In her new book, Rebel Talent: Why It Pays to Break the Rules at Work and in Life (Dey Street Books, 2018), Francesca Gino, the Tandon Family Professor of Business Administration at Harvard Business School, argues that a healthy dose of rebellion can deepen our engagement and help us meet ourmost important goals. We asked Gino a few questions about how some of the core principles of rebel talent can improve our outcomes in negotiation.
Negotiation Briefings: In Rebel Talent, you encourage people to bring their authentic selves to their jobs. What might this mean in the context of negotiation, where we often are taught to follow best practices that may at times seem rather rigid?
Francesca Gino: One way we can all experience authenticity is by making ourselves vulnerable. Vulnerability is a powerful concept in negotiation, but one that is poorly understood. Information is power, and we often approach negotiations thinking we need to keep as much information as possible to ourselves so that we don’t end up being exploited. But this mindset often backfires. To learn about one another’s positions and, more importantly, interests, we need to share information, even if doing so makes us feel vulnerable. When we open up to others in this way, they return the “favor.” In the process, we build the trust we need to identify issues we feel differently about to discover tradeoffs and create value in negotiation.
NB: You write that curiosity is an undervalued trait in the business world. How does curiosity benefit negotiators, and how can they cultivate it?
FG: As my colleagues and I often say when teaching negotiation, “What you learn in negotiation depends on what you’re willing to learn.” This means that how we ask questions and frame our arguments greatly influences how curious we are—and how much we will learn at the table. In negotiation, learning is critical to expanding the pie and creating value.
In my own research, I have found that curiosity is beneficial to integrative negotiations, or negotiations over multiple issues where tradeoffs are possible. Why? Because our curiosity leads us to ask questions, take the other party’s perspective, and explore their interests in ways that lead to more value- creating deals.
To summon up our curiosity, we should think in advance about what we’d like to know and make a list of questions. It’s also important to identify the beliefs and assumptions we bring to the bargaining table and find ways to test their validity—again, by asking questions.
NB: In Rebel Talent, you describe the concept of “plussing,” which you learned about when visiting Pixar Animation Studios. Can you describe how it might be beneficial in negotiations?
FG: Plussing is a technique that Pixar animators use to solicit useful feedback during brainstorming sessions.

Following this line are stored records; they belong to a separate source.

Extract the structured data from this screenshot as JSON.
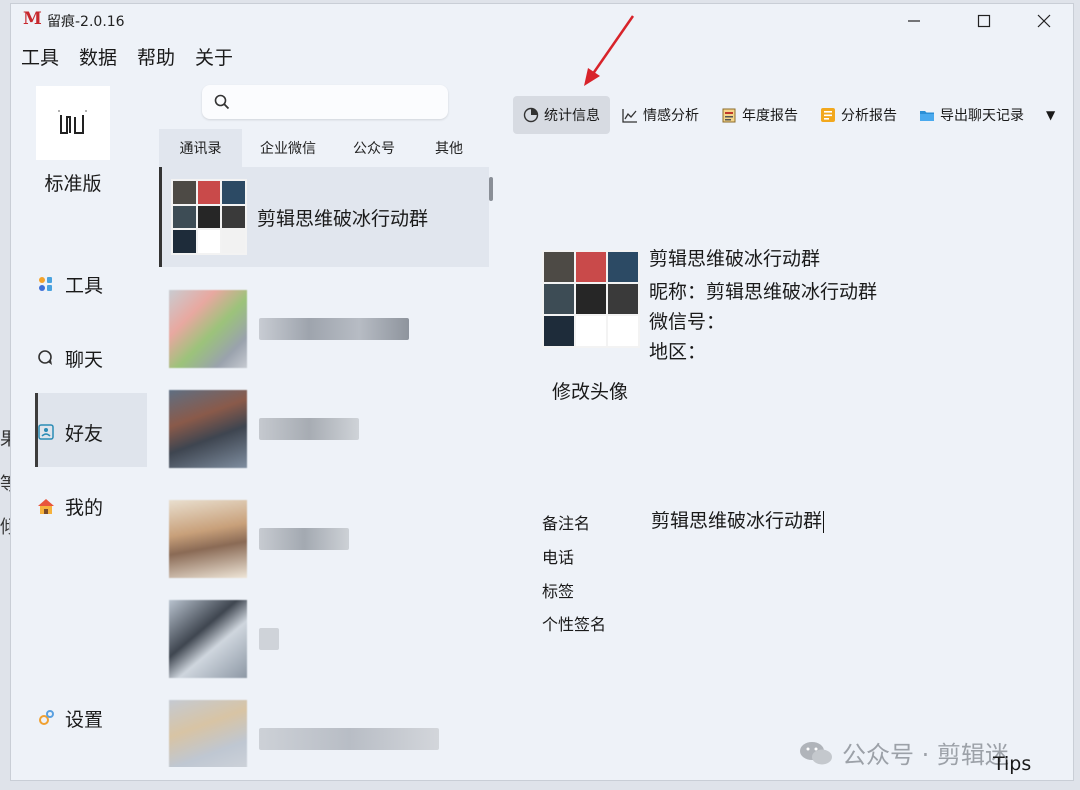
{
  "window": {
    "title": "留痕-2.0.16",
    "logo_letter": "M"
  },
  "window_controls": {
    "minimize": "—",
    "maximize": "☐",
    "close": "✕"
  },
  "menu": [
    "工具",
    "数据",
    "帮助",
    "关于"
  ],
  "sidebar": {
    "edition": "标准版",
    "nav": [
      {
        "label": "工具",
        "icon": "tools-icon"
      },
      {
        "label": "聊天",
        "icon": "chat-icon"
      },
      {
        "label": "好友",
        "icon": "contacts-icon",
        "active": true
      },
      {
        "label": "我的",
        "icon": "home-icon"
      },
      {
        "label": "设置",
        "icon": "settings-icon"
      }
    ]
  },
  "search": {
    "placeholder": ""
  },
  "tabs": [
    "通讯录",
    "企业微信",
    "公众号",
    "其他"
  ],
  "contacts": {
    "selected_name": "剪辑思维破冰行动群"
  },
  "toolbar": {
    "items": [
      {
        "label": "统计信息",
        "icon": "pie-chart-icon",
        "active": true
      },
      {
        "label": "情感分析",
        "icon": "line-chart-icon"
      },
      {
        "label": "年度报告",
        "icon": "report-icon"
      },
      {
        "label": "分析报告",
        "icon": "analysis-icon"
      },
      {
        "label": "导出聊天记录",
        "icon": "folder-icon"
      }
    ],
    "more": "▼"
  },
  "detail": {
    "title": "剪辑思维破冰行动群",
    "nickname_line": "昵称：剪辑思维破冰行动群",
    "wechat_line": "微信号：",
    "region_line": "地区：",
    "change_avatar": "修改头像",
    "fields": {
      "remark_label": "备注名",
      "remark_value": "剪辑思维破冰行动群",
      "phone_label": "电话",
      "tag_label": "标签",
      "signature_label": "个性签名"
    }
  },
  "watermark": {
    "text": "公众号 · 剪辑迷"
  },
  "tips": "Tips",
  "background_text": [
    "果",
    "等",
    "倾"
  ],
  "colors": {
    "accent_red": "#d8232a",
    "window_bg": "#eef2f8",
    "active_bg": "#e1e6ee"
  }
}
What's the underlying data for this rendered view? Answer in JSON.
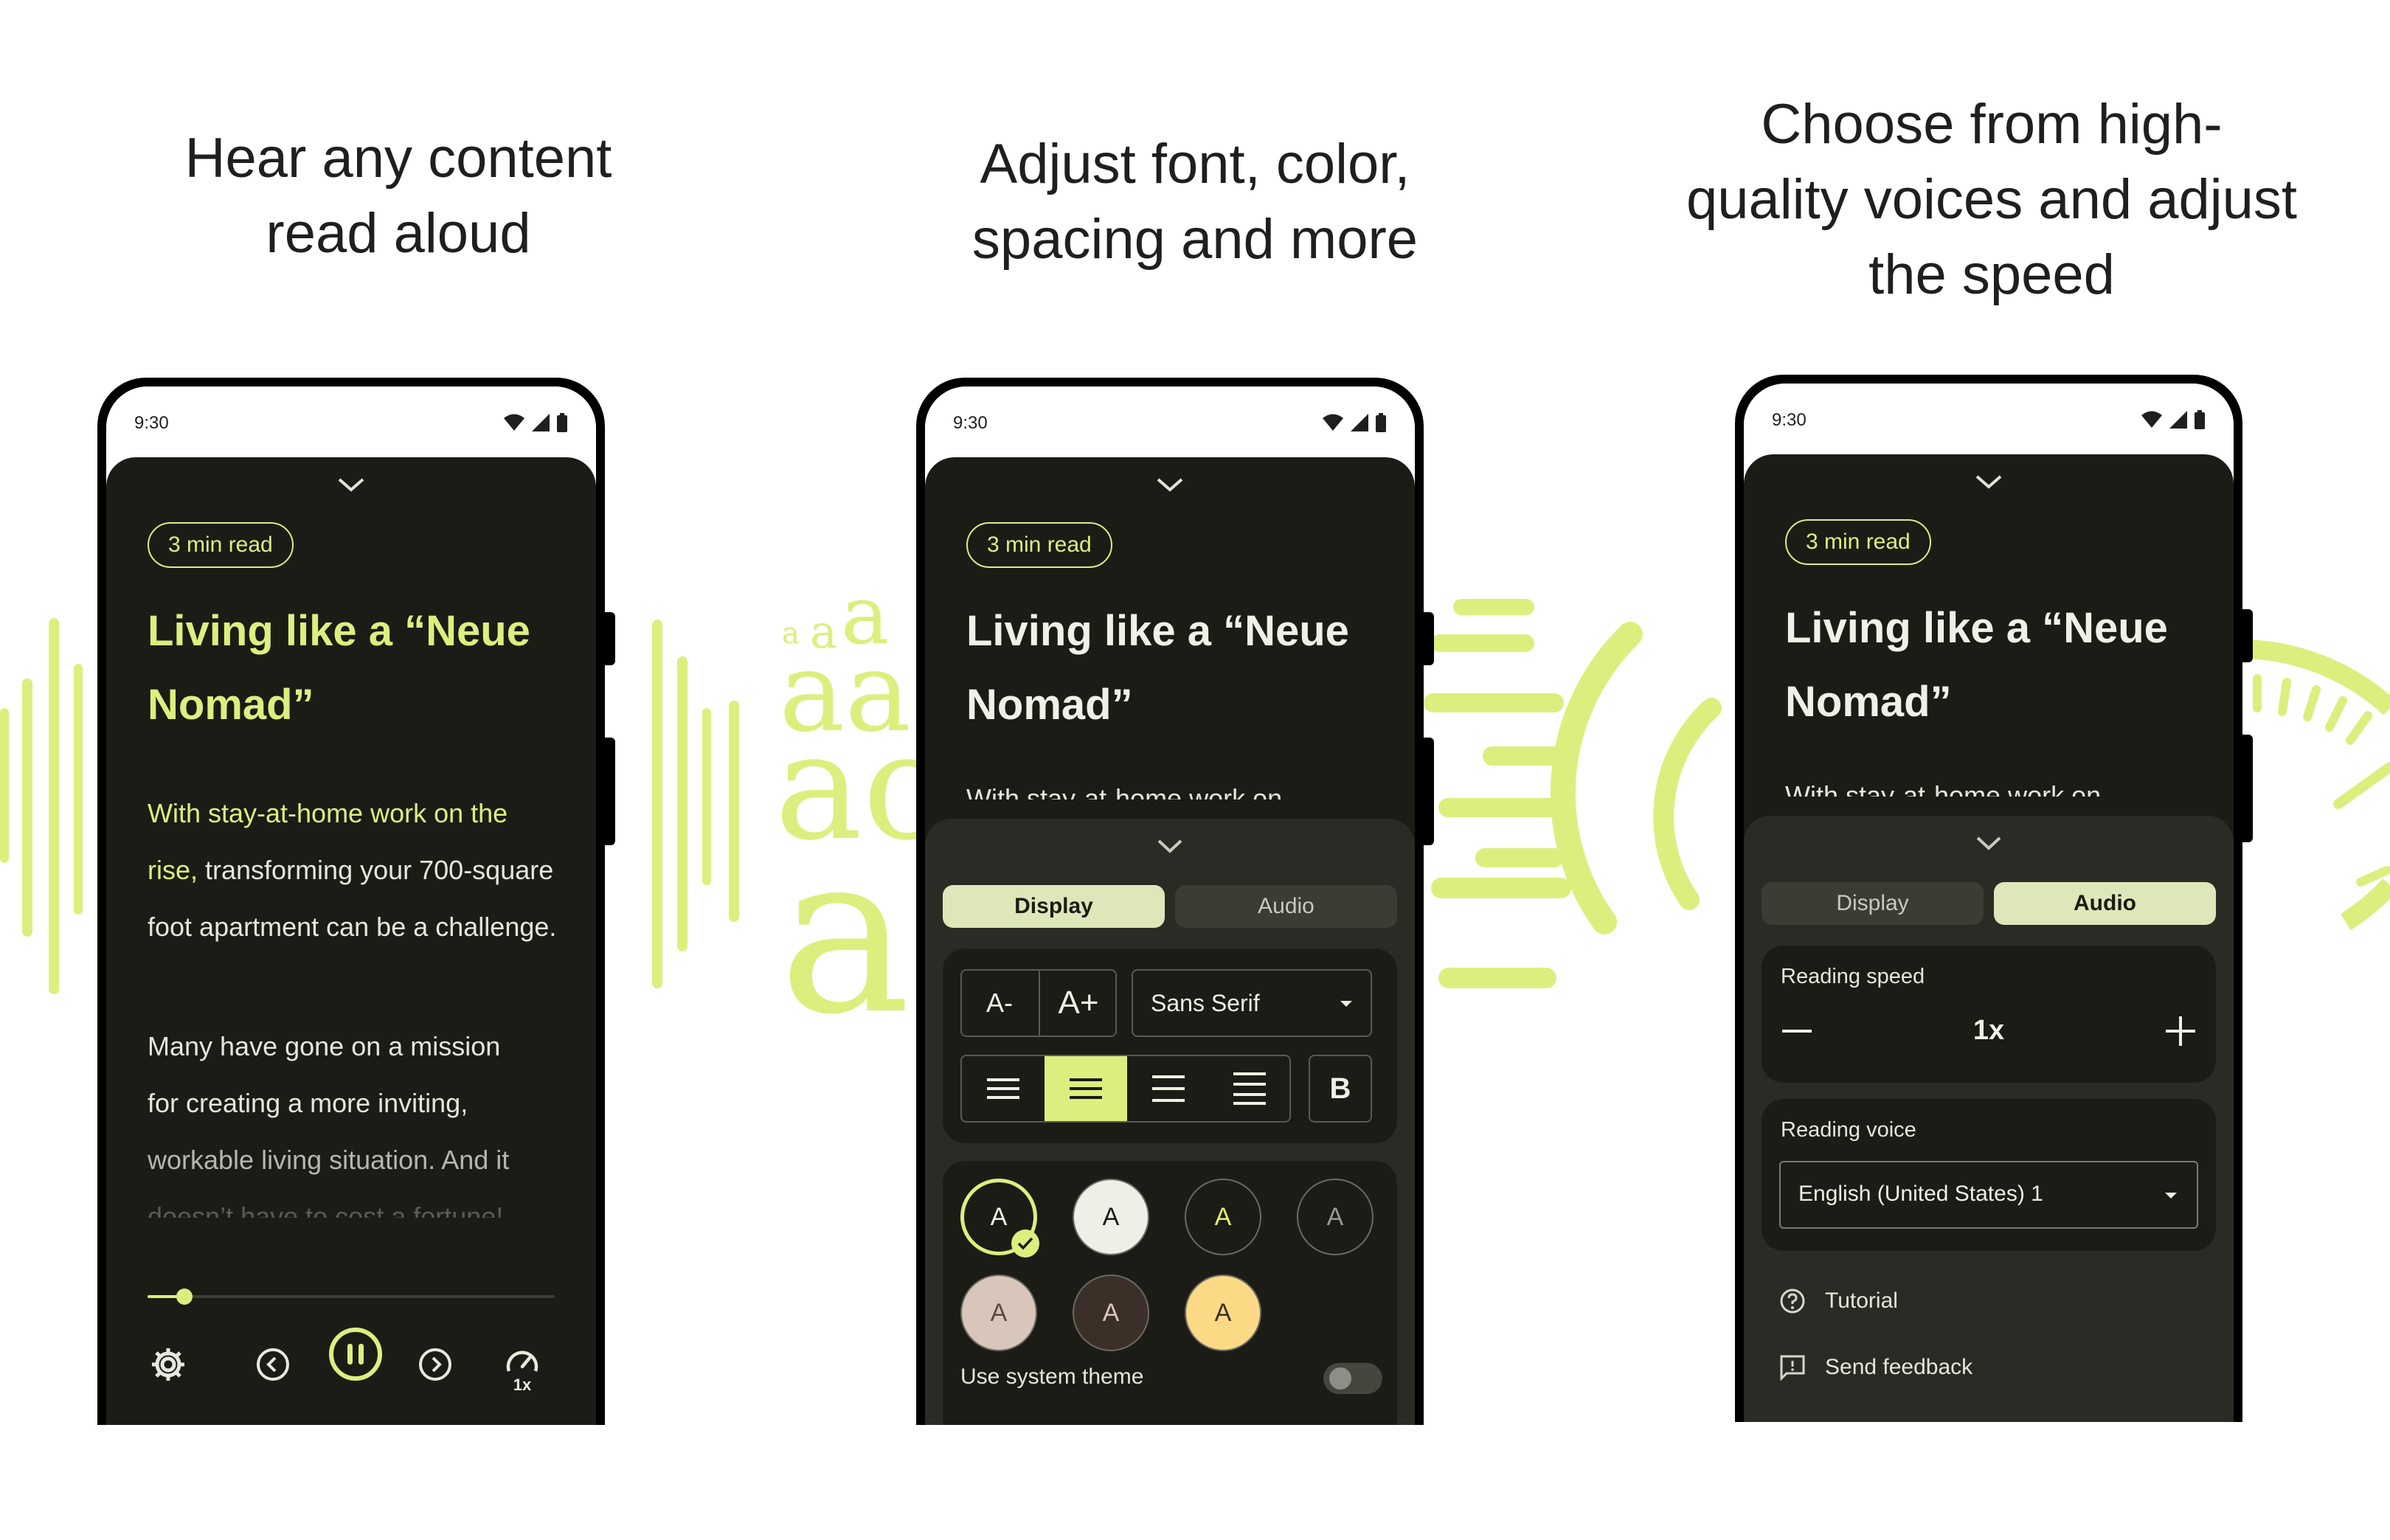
{
  "captions": {
    "c1": "Hear any content\nread aloud",
    "c2": "Adjust font, color,\nspacing and more",
    "c3": "Choose from high-\nquality voices and adjust\nthe speed"
  },
  "status": {
    "time": "9:30"
  },
  "article": {
    "chip": "3 min read",
    "title": "Living like a “Neue Nomad”",
    "p1_highlight": "With stay-at-home work on the rise,",
    "p1_rest": " transforming your 700-square foot apartment can be a challenge.",
    "p1_line1": "With stay-at-home work on",
    "p2_l1": "Many have gone on a mission",
    "p2_l2": "for creating a more inviting,",
    "p2_l3": "workable living situation. And it",
    "p2_l4": "doesn’t have to cost a fortune!"
  },
  "player": {
    "progress": 0.09,
    "speed_label": "1x"
  },
  "tabs": {
    "display": "Display",
    "audio": "Audio"
  },
  "display_settings": {
    "font_decrease": "A-",
    "font_increase": "A+",
    "font_family": "Sans Serif",
    "bold": "B",
    "swatch_letter": "A",
    "swatches": [
      {
        "bg": "#1c1c17",
        "fg": "#f2f2e6",
        "selected": true
      },
      {
        "bg": "#f0efe6",
        "fg": "#1c1c17",
        "selected": false
      },
      {
        "bg": "#1c1c17",
        "fg": "#e8ef67",
        "selected": false
      },
      {
        "bg": "#1c1c17",
        "fg": "#9a9a92",
        "selected": false
      },
      {
        "bg": "#d9c6bb",
        "fg": "#5a4a42",
        "selected": false
      },
      {
        "bg": "#3b2f27",
        "fg": "#d9c6bb",
        "selected": false
      },
      {
        "bg": "#fcd984",
        "fg": "#3b2f27",
        "selected": false
      }
    ],
    "system_theme_label": "Use system theme"
  },
  "audio_settings": {
    "reading_speed_label": "Reading speed",
    "speed_value": "1x",
    "reading_voice_label": "Reading voice",
    "voice_value": "English (United States) 1",
    "tutorial": "Tutorial",
    "send_feedback": "Send feedback"
  },
  "colors": {
    "accent": "#dcef7e",
    "background": "#1c1c17",
    "sheet": "#2b2b25"
  }
}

Instead of criticizing ideas, animators try to add on to them in ways that improve them. The feedback system is built on candor and genuine openness to others’ ideas.
Plussing is inspired by one of the main principles of improv comedy: saying “Yes, and . . . ” rather than “No.” To see the difference between these two responses, imagine you’re onstage, and a fellow performer gestures to the wall. “This is one of the museum’s very best paintings,” she says. “No, it’s not,” you respond. “My toddler scribbled that this morning.” You might get a laugh, but you just killed the scene. By contrast, if you said, “Yes, and it’s quite amazing that my toddler had her work accepted by The Met already,” you’d be more likely to keep the action rolling.
Now imagine that you are a creative director working on a Pixar film. You don’t like the way a character’s eyes are rolling from frame to frame. Rather than tossing the sketch, you could “plus” it by saying to the artist, “I like how you drew her eyes. What if they rolled down instead of up?” This is not simply a difference
in semantics: plussing produces a very different reaction than a “No” in negotiation and other contexts. Ideas aren’t rejected in their entirety but are the basis for other ideas. Pixar has found that plussing leads to creative feedback and strong results.
We’ve all been in negotiations during which someone says something that seems unreasonable or unrealistic. We may feel compelled to just say “No,” when a better option would be to say “Yes, and . . . ” Plussing is likely to generate positive feelings and foster cooperation in negotiation because parties are constructively building on what the other person said rather than negating it.